Six questions for
Christine Atkinson

Tique asks six questions to an artist about their work and inspiration.
This week: Christine Atkinson.

Artist Christine Atkinson
Lives in Los Angeles, California
Website https://catkinson.com/

How do you describe your own art practice?

My work is broadly about colonialist environmental practices and more specifically about the erasure of the native ecosystem of the American West. There is a huge disconnect between the manufactured aesthetic of tropical plants, eucalyptus, lawns and imported ornamental plants, and the diverse and abundant habitat. This disparity has become the central point in my work.
I work in photography, installation, and sculpture. I rely heavily on found materials and photography. I’m interested in piecing together a sense of the West, both pre-European occupation and the one that has since been manufactured. I ask for a lot from my materials, but in return I am able to give them a voice. Often a large portion of the content of the work is the materials themselves. The two series of sculptures, Fragmentation and Remenet are made with wildfire debris mixed with epoxy. Just through the combination of these two materials we have the story of the age that we are living in, fire and plastic. While all my education has centered on photography, it is a natural progression, especially when you are working in the studio, to have things that exist better as objects and environments. The installations and sculptures are almost always made from materials that are not a functioning part of the ecosystem. The bird of paradise fronds, the pepper tree branches, both have very little to offer the network of plants and animals that create our ecosystem in Southern California. These materials are desiccated and often coated in dyed epoxy or fake gold dust as a way to mimic lushness and verdancy. In contrast, the native plants are present almost exclusively in photographs. They feel more fleeting, more fragile. The medium of photography is interwoven with death and preservation. By photographing something you are connecting it with that history.

Which question or theme is central in your work?

“Are we here for ourselves alone?” is a phrase that I use a lot in my work and was the title of my latest show. It references a line in Cicero’s On Duties in which he quotes Plato about how we must contribute to the good of society. It relates to the question of civic duty and selflessness and, in my work, how we relate to the land and the environment. Is it more important to have the land perform solely for us, to be a space for entertainment, or to be optimized into full economic profitability? Or is it possible to give something back? Our ecosystems are stressed, fragmented, and failing. There simply isn’t enough open space left to preserve. The rebuilding of our native ecosystems within the space of human occupation is becoming more and more critical. We must recalibrate how we think of our place in the world.

What was your first experience with art?

When I was little, I watered my parents’ plants for a summer, and in return they agreed to buy me a little plastic point and shoot camera. I was entranced by the whole process, the pressing of the buttons, the fussing with the film, and then getting the prints back. It was magic, and I was constantly taking pictures. Photography, they say, is the bastard child of painting, and for much of my time as a photographer I never felt really connected with art. It didn’t help that my early education was purely technical. Because of all this I would say my first meaningful experience with art was reading Roland Barthes’ Camera Lucida. It was the first thing that I had encountered that told me what photography was, and what it could mean. Barthes talks of the way that the light that touches the subject touches the film, and through that there is an exchange, a transfer and a contact with the person and the image. He relates photography to time, fleetingness, and death. This text really changed the way I thought not only about photography, but the power of materials. It started me down this path of asking what things represent and how they got here.
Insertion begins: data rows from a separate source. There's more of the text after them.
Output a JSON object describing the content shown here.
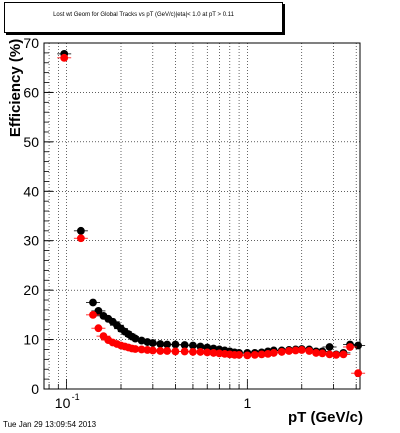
{
  "chart_data": {
    "type": "scatter",
    "title": "Lost wt Geom for Global Tracks vs pT (GeV/c)|eta|< 1.0 at pT > 0.11",
    "xlabel": "pT (GeV/c)",
    "ylabel": "Efficiency (%)",
    "xscale": "log",
    "xlim": [
      0.075,
      4.2
    ],
    "ylim": [
      0,
      70
    ],
    "yticks": [
      0,
      10,
      20,
      30,
      40,
      50,
      60,
      70
    ],
    "xtick_labels": [
      {
        "value": 0.1,
        "base": "10",
        "exp": "-1"
      },
      {
        "value": 1,
        "base": "1",
        "exp": ""
      }
    ],
    "grid": true,
    "series": [
      {
        "color": "#000000",
        "points": [
          [
            0.097,
            67.8
          ],
          [
            0.12,
            32.0
          ],
          [
            0.14,
            17.5
          ],
          [
            0.15,
            15.8
          ],
          [
            0.16,
            14.8
          ],
          [
            0.17,
            14.2
          ],
          [
            0.18,
            13.6
          ],
          [
            0.19,
            12.9
          ],
          [
            0.2,
            12.2
          ],
          [
            0.21,
            11.6
          ],
          [
            0.22,
            11.1
          ],
          [
            0.23,
            10.6
          ],
          [
            0.24,
            10.2
          ],
          [
            0.26,
            9.8
          ],
          [
            0.28,
            9.5
          ],
          [
            0.3,
            9.3
          ],
          [
            0.33,
            9.1
          ],
          [
            0.36,
            9.0
          ],
          [
            0.4,
            9.0
          ],
          [
            0.45,
            8.9
          ],
          [
            0.5,
            8.8
          ],
          [
            0.55,
            8.6
          ],
          [
            0.6,
            8.4
          ],
          [
            0.65,
            8.2
          ],
          [
            0.7,
            8.0
          ],
          [
            0.75,
            7.8
          ],
          [
            0.8,
            7.6
          ],
          [
            0.85,
            7.4
          ],
          [
            0.9,
            7.3
          ],
          [
            1.0,
            7.3
          ],
          [
            1.1,
            7.3
          ],
          [
            1.2,
            7.4
          ],
          [
            1.3,
            7.6
          ],
          [
            1.4,
            7.8
          ],
          [
            1.55,
            7.8
          ],
          [
            1.7,
            7.9
          ],
          [
            1.85,
            8.0
          ],
          [
            2.0,
            8.1
          ],
          [
            2.2,
            8.0
          ],
          [
            2.4,
            7.6
          ],
          [
            2.6,
            7.6
          ],
          [
            2.85,
            8.5
          ],
          [
            3.1,
            7.0
          ],
          [
            3.4,
            7.3
          ],
          [
            3.7,
            9.0
          ],
          [
            4.1,
            8.8
          ]
        ]
      },
      {
        "color": "#ff0000",
        "points": [
          [
            0.097,
            67.0
          ],
          [
            0.12,
            30.5
          ],
          [
            0.14,
            15.0
          ],
          [
            0.15,
            12.3
          ],
          [
            0.16,
            10.7
          ],
          [
            0.17,
            9.9
          ],
          [
            0.18,
            9.4
          ],
          [
            0.19,
            9.1
          ],
          [
            0.2,
            8.8
          ],
          [
            0.21,
            8.6
          ],
          [
            0.22,
            8.4
          ],
          [
            0.23,
            8.2
          ],
          [
            0.24,
            8.1
          ],
          [
            0.26,
            8.0
          ],
          [
            0.28,
            7.9
          ],
          [
            0.3,
            7.8
          ],
          [
            0.33,
            7.7
          ],
          [
            0.36,
            7.7
          ],
          [
            0.4,
            7.6
          ],
          [
            0.45,
            7.6
          ],
          [
            0.5,
            7.5
          ],
          [
            0.55,
            7.5
          ],
          [
            0.6,
            7.4
          ],
          [
            0.65,
            7.3
          ],
          [
            0.7,
            7.2
          ],
          [
            0.75,
            7.1
          ],
          [
            0.8,
            7.0
          ],
          [
            0.85,
            6.9
          ],
          [
            0.9,
            6.9
          ],
          [
            1.0,
            6.8
          ],
          [
            1.1,
            6.9
          ],
          [
            1.2,
            7.0
          ],
          [
            1.3,
            7.1
          ],
          [
            1.4,
            7.3
          ],
          [
            1.55,
            7.5
          ],
          [
            1.7,
            7.7
          ],
          [
            1.85,
            7.8
          ],
          [
            2.0,
            7.9
          ],
          [
            2.2,
            7.7
          ],
          [
            2.4,
            7.3
          ],
          [
            2.6,
            7.2
          ],
          [
            2.85,
            7.0
          ],
          [
            3.1,
            6.9
          ],
          [
            3.4,
            7.0
          ],
          [
            3.7,
            8.5
          ],
          [
            4.1,
            3.2
          ]
        ]
      }
    ]
  },
  "footer": {
    "timestamp": "Tue Jan 29 13:09:54 2013"
  }
}
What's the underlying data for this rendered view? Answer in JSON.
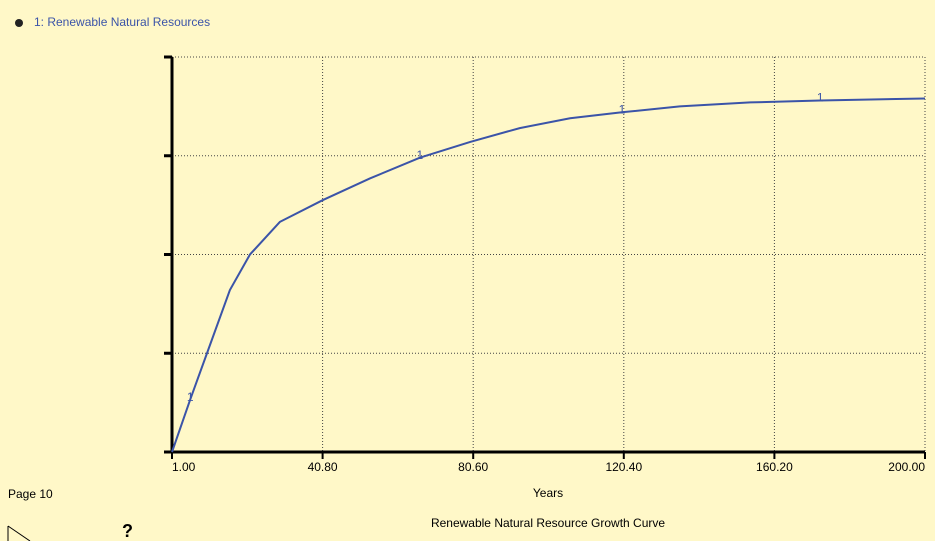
{
  "chart_data": {
    "type": "line",
    "title": "Renewable Natural Resource Growth Curve",
    "xlabel": "Years",
    "page_label": "Page 10",
    "help_icon": "?",
    "line_marker": "1",
    "x": [
      1,
      5.8,
      11,
      16.3,
      21.6,
      29.5,
      40.8,
      53.3,
      66.5,
      79.8,
      92.9,
      106.2,
      119.9,
      135.2,
      153.8,
      172.3,
      200
    ],
    "series": [
      {
        "name": "1: Renewable  Natural Resources",
        "color": "#3b54a8",
        "values": [
          0,
          0.53,
          1.08,
          1.64,
          2.0,
          2.33,
          2.55,
          2.77,
          2.98,
          3.14,
          3.28,
          3.38,
          3.44,
          3.5,
          3.54,
          3.56,
          3.58
        ]
      }
    ],
    "xlim": [
      1,
      200
    ],
    "xticks": [
      {
        "value": 1,
        "label": "1.00"
      },
      {
        "value": 40.8,
        "label": "40.80"
      },
      {
        "value": 80.6,
        "label": "80.60"
      },
      {
        "value": 120.4,
        "label": "120.40"
      },
      {
        "value": 160.2,
        "label": "160.20"
      },
      {
        "value": 200,
        "label": "200.00"
      }
    ],
    "ylim": [
      0,
      4
    ],
    "yticks": [
      0,
      1,
      2,
      3,
      4
    ],
    "grid": true
  }
}
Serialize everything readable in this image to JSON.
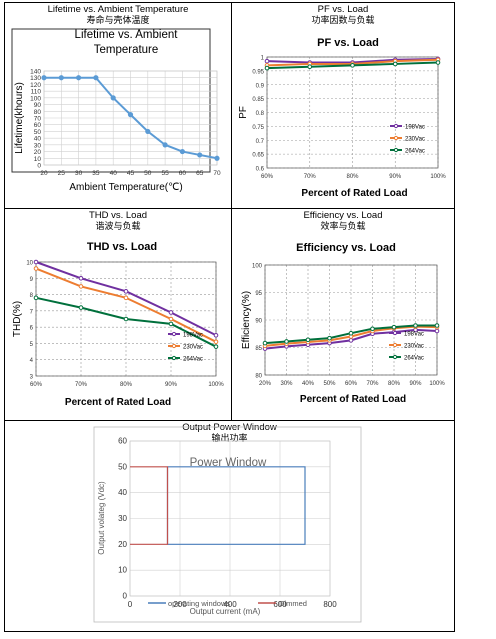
{
  "sections": [
    {
      "title_en": "Lifetime vs. Ambient Temperature",
      "title_zh": "寿命与壳体温度"
    },
    {
      "title_en": "PF vs. Load",
      "title_zh": "功率因数与负载"
    },
    {
      "title_en": "THD vs. Load",
      "title_zh": "谐波与负载"
    },
    {
      "title_en": "Efficiency vs. Load",
      "title_zh": "效率与负载"
    },
    {
      "title_en": "Output Power Window",
      "title_zh": "输出功率"
    }
  ],
  "colors": {
    "lifetime": "#5b9bd5",
    "v198": "#7030a0",
    "v230": "#ed7d31",
    "v264": "#00703c",
    "operating": "#4a7ebb",
    "dimmed": "#c0504d"
  },
  "chart_data": [
    {
      "id": "lifetime",
      "type": "line",
      "title": "Lifetime vs. Ambient Temperature",
      "xlabel": "Ambient Temperature(℃)",
      "ylabel": "Lifetime(khours)",
      "x": [
        20,
        25,
        30,
        35,
        40,
        45,
        50,
        55,
        60,
        65,
        70
      ],
      "series": [
        {
          "values": [
            130,
            130,
            130,
            130,
            100,
            75,
            50,
            30,
            20,
            15,
            10
          ]
        }
      ],
      "xlim": [
        20,
        70
      ],
      "ylim": [
        0,
        140
      ],
      "xticks": [
        "20",
        "25",
        "30",
        "35",
        "40",
        "45",
        "50",
        "55",
        "60",
        "65",
        "70"
      ],
      "yticks": [
        "0",
        "10",
        "20",
        "30",
        "40",
        "50",
        "60",
        "70",
        "80",
        "90",
        "100",
        "110",
        "120",
        "130",
        "140"
      ],
      "grid": true
    },
    {
      "id": "pf",
      "type": "line",
      "title": "PF vs. Load",
      "xlabel": "Percent of Rated Load",
      "ylabel": "PF",
      "x": [
        60,
        70,
        80,
        90,
        100
      ],
      "series": [
        {
          "name": "198Vac",
          "values": [
            0.985,
            0.98,
            0.98,
            0.99,
            0.993
          ]
        },
        {
          "name": "230Vac",
          "values": [
            0.97,
            0.975,
            0.975,
            0.985,
            0.99
          ]
        },
        {
          "name": "264Vac",
          "values": [
            0.96,
            0.965,
            0.97,
            0.975,
            0.98
          ]
        }
      ],
      "xlim": [
        60,
        100
      ],
      "ylim": [
        0.6,
        1.0
      ],
      "xticks": [
        "60%",
        "70%",
        "80%",
        "90%",
        "100%"
      ],
      "yticks": [
        "0.6",
        "0.65",
        "0.7",
        "0.75",
        "0.8",
        "0.85",
        "0.9",
        "0.95",
        "1"
      ],
      "legend": "bottom-right",
      "grid": true
    },
    {
      "id": "thd",
      "type": "line",
      "title": "THD vs. Load",
      "xlabel": "Percent of Rated Load",
      "ylabel": "THD(%)",
      "x": [
        60,
        70,
        80,
        90,
        100
      ],
      "series": [
        {
          "name": "198Vac",
          "values": [
            10,
            9,
            8.2,
            6.9,
            5.5
          ]
        },
        {
          "name": "230Vac",
          "values": [
            9.6,
            8.5,
            7.8,
            6.5,
            5.1
          ]
        },
        {
          "name": "264Vac",
          "values": [
            7.8,
            7.2,
            6.5,
            6.2,
            4.8
          ]
        }
      ],
      "xlim": [
        60,
        100
      ],
      "ylim": [
        3,
        10
      ],
      "xticks": [
        "60%",
        "70%",
        "80%",
        "90%",
        "100%"
      ],
      "yticks": [
        "3",
        "4",
        "5",
        "6",
        "7",
        "8",
        "9",
        "10"
      ],
      "legend": "bottom-right",
      "grid": true
    },
    {
      "id": "efficiency",
      "type": "line",
      "title": "Efficiency vs. Load",
      "xlabel": "Percent of Rated Load",
      "ylabel": "Efficiency(%)",
      "x": [
        20,
        30,
        40,
        50,
        60,
        70,
        80,
        90,
        100
      ],
      "series": [
        {
          "name": "198Vac",
          "values": [
            84.8,
            85.2,
            85.5,
            85.8,
            86.3,
            87.5,
            87.8,
            88.2,
            88.0
          ]
        },
        {
          "name": "230Vac",
          "values": [
            85.3,
            85.7,
            86.0,
            86.3,
            87.0,
            88.0,
            88.5,
            88.8,
            88.7
          ]
        },
        {
          "name": "264Vac",
          "values": [
            85.8,
            86.1,
            86.4,
            86.7,
            87.6,
            88.4,
            88.7,
            89.0,
            89.0
          ]
        }
      ],
      "xlim": [
        20,
        100
      ],
      "ylim": [
        80,
        100
      ],
      "xticks": [
        "20%",
        "30%",
        "40%",
        "50%",
        "60%",
        "70%",
        "80%",
        "90%",
        "100%"
      ],
      "yticks": [
        "80",
        "85",
        "90",
        "95",
        "100"
      ],
      "legend": "bottom-right",
      "grid": true
    },
    {
      "id": "power_window",
      "type": "line",
      "title": "Power Window",
      "xlabel": "Output current (mA)",
      "ylabel": "Output  volateg (Vdc)",
      "series": [
        {
          "name": "operating windows",
          "x": [
            150,
            700,
            700,
            150,
            150
          ],
          "values": [
            50,
            50,
            20,
            20,
            50
          ]
        },
        {
          "name": "Dimmed",
          "x": [
            0,
            150,
            150,
            0
          ],
          "values": [
            50,
            50,
            20,
            20
          ]
        }
      ],
      "xlim": [
        0,
        800
      ],
      "ylim": [
        0,
        60
      ],
      "xticks": [
        "0",
        "200",
        "400",
        "600",
        "800"
      ],
      "yticks": [
        "0",
        "10",
        "20",
        "30",
        "40",
        "50",
        "60"
      ],
      "legend": "bottom",
      "grid": true
    }
  ]
}
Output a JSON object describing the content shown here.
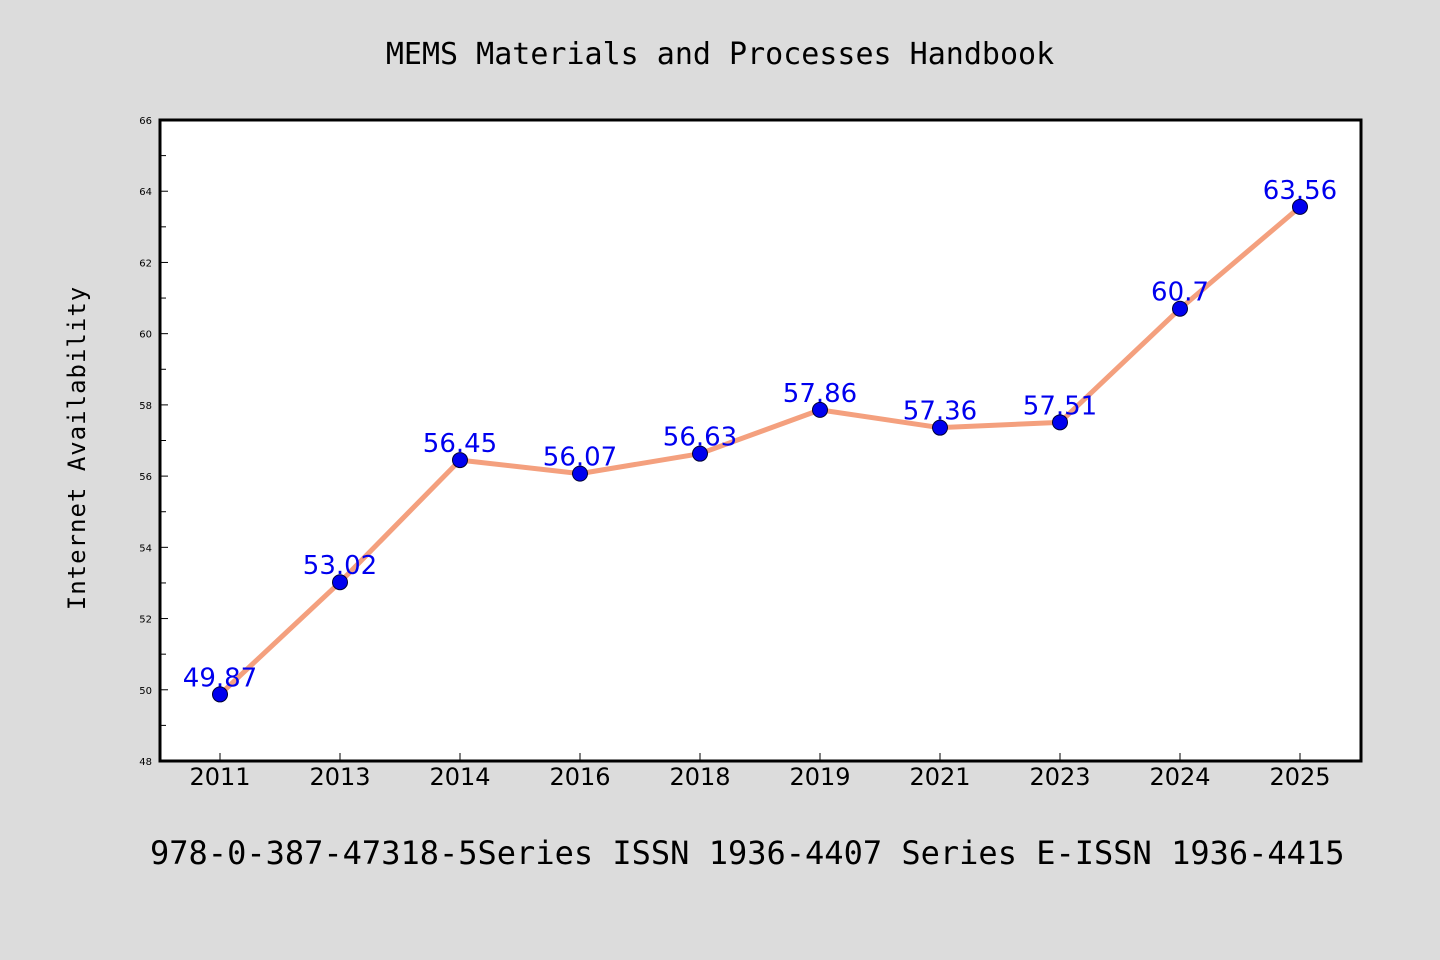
{
  "colors": {
    "background": "#dcdcdc",
    "plot_background": "#ffffff",
    "line": "#f4a07e",
    "marker": "#0000ee",
    "data_label": "#0000ee"
  },
  "footer": {
    "text": "978-0-387-47318-5Series ISSN 1936-4407 Series E-ISSN 1936-4415"
  },
  "chart_data": {
    "type": "line",
    "title": "MEMS Materials and Processes Handbook",
    "xlabel": "",
    "ylabel": "Internet Availability",
    "categories": [
      "2011",
      "2013",
      "2014",
      "2016",
      "2018",
      "2019",
      "2021",
      "2023",
      "2024",
      "2025"
    ],
    "series": [
      {
        "values": [
          49.87,
          53.02,
          56.45,
          56.07,
          56.63,
          57.86,
          57.36,
          57.51,
          60.7,
          63.56
        ],
        "labels": [
          "49.87",
          "53.02",
          "56.45",
          "56.07",
          "56.63",
          "57.86",
          "57.36",
          "57.51",
          "60.7",
          "63.56"
        ]
      }
    ],
    "ylim": [
      48,
      66
    ],
    "yticks": [
      "48",
      "50",
      "52",
      "54",
      "56",
      "58",
      "60",
      "62",
      "64",
      "66"
    ],
    "grid": false,
    "legend": "none"
  }
}
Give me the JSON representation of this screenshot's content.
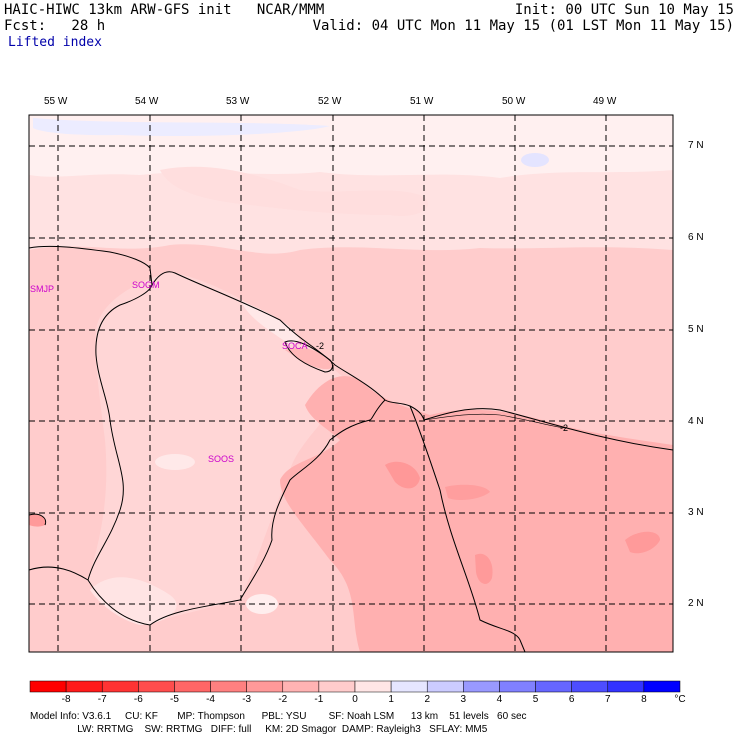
{
  "header": {
    "model_line": "HAIC-HIWC 13km ARW-GFS init   NCAR/MMM",
    "fcst_line": "Fcst:   28 h",
    "field_name": "Lifted index",
    "init_line": "Init: 00 UTC Sun 10 May 15",
    "valid_line": "Valid: 04 UTC Mon 11 May 15 (01 LST Mon 11 May 15)"
  },
  "map": {
    "lon_labels": [
      "55 W",
      "54 W",
      "53 W",
      "52 W",
      "51 W",
      "50 W",
      "49 W"
    ],
    "lat_labels": [
      "7 N",
      "6 N",
      "5 N",
      "4 N",
      "3 N",
      "2 N"
    ],
    "stations": [
      "SMJP",
      "SOGM",
      "SOCA",
      "SOOS"
    ],
    "contour_labels": [
      "-2",
      "-2"
    ],
    "colors": {
      "fill_neg1": "#ffe0e0",
      "fill_neg2": "#ffcccc",
      "fill_neg3": "#ffaaaa",
      "fill_neg4": "#ff8c8c",
      "fill_pos1": "#e0e0ff",
      "station": "#cc00cc"
    }
  },
  "colorbar": {
    "ticks": [
      "-8",
      "-7",
      "-6",
      "-5",
      "-4",
      "-3",
      "-2",
      "-1",
      "0",
      "1",
      "2",
      "3",
      "4",
      "5",
      "6",
      "7",
      "8"
    ],
    "unit": "°C",
    "colors": [
      "#ff0000",
      "#ff1a1a",
      "#ff3333",
      "#ff4d4d",
      "#ff6666",
      "#ff8080",
      "#ff9999",
      "#ffb3b3",
      "#ffcccc",
      "#ffe6e6",
      "#e6e6ff",
      "#ccccff",
      "#9999ff",
      "#8080ff",
      "#6666ff",
      "#4d4dff",
      "#3333ff",
      "#0000ff"
    ]
  },
  "model_info": {
    "line1": "Model Info: V3.6.1     CU: KF       MP: Thompson      PBL: YSU        SF: Noah LSM      13 km    51 levels   60 sec",
    "line2": "                 LW: RRTMG    SW: RRTMG   DIFF: full     KM: 2D Smagor  DAMP: Rayleigh3   SFLAY: MM5"
  }
}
What is your greatest source of inspiration?

The landscape of California has been the driving factor in my work and really my life. California has more plant diversity than the other 47 contiguous states combined. It has the highest concentration of bee species in the world, it has the tallest, the oldest, and the largest living things within its borders. Before I had even started making this work I had started this line of research. California truly is a paradise, and uncovering its history has been fascinating.

What do you need in order to create your work?

To work I need time. I work so slowly. Everything seems to take months of thinking and processing. I am very much a photographer at heart and my practice is molded by that way of working. The actual creation is generally quick, it is the understanding of the work that comes later. I generally will frantically make things, and then hang them in the studio and stare at them for weeks while I work through what is happening in the pieces.

What work or artist has most recently surprised you?

I think it would be Fawn Rogers, “Your Perfect Plastic Heart,” that was shown at Wilding Kran in Los Angeles this past summer. The press release stated that the work was mostly about climate change, drawing the connection with the oyster and the pearl as a cycle of consumption. However, during the run of the show women lost their right to abortion in the United States. The videos and images of the pearls being harvested felt more and more like a metaphor for the consumption of women–impregnated, harvested, and their casing discarded. It was amazing to watch the meaning of a work change so quickly.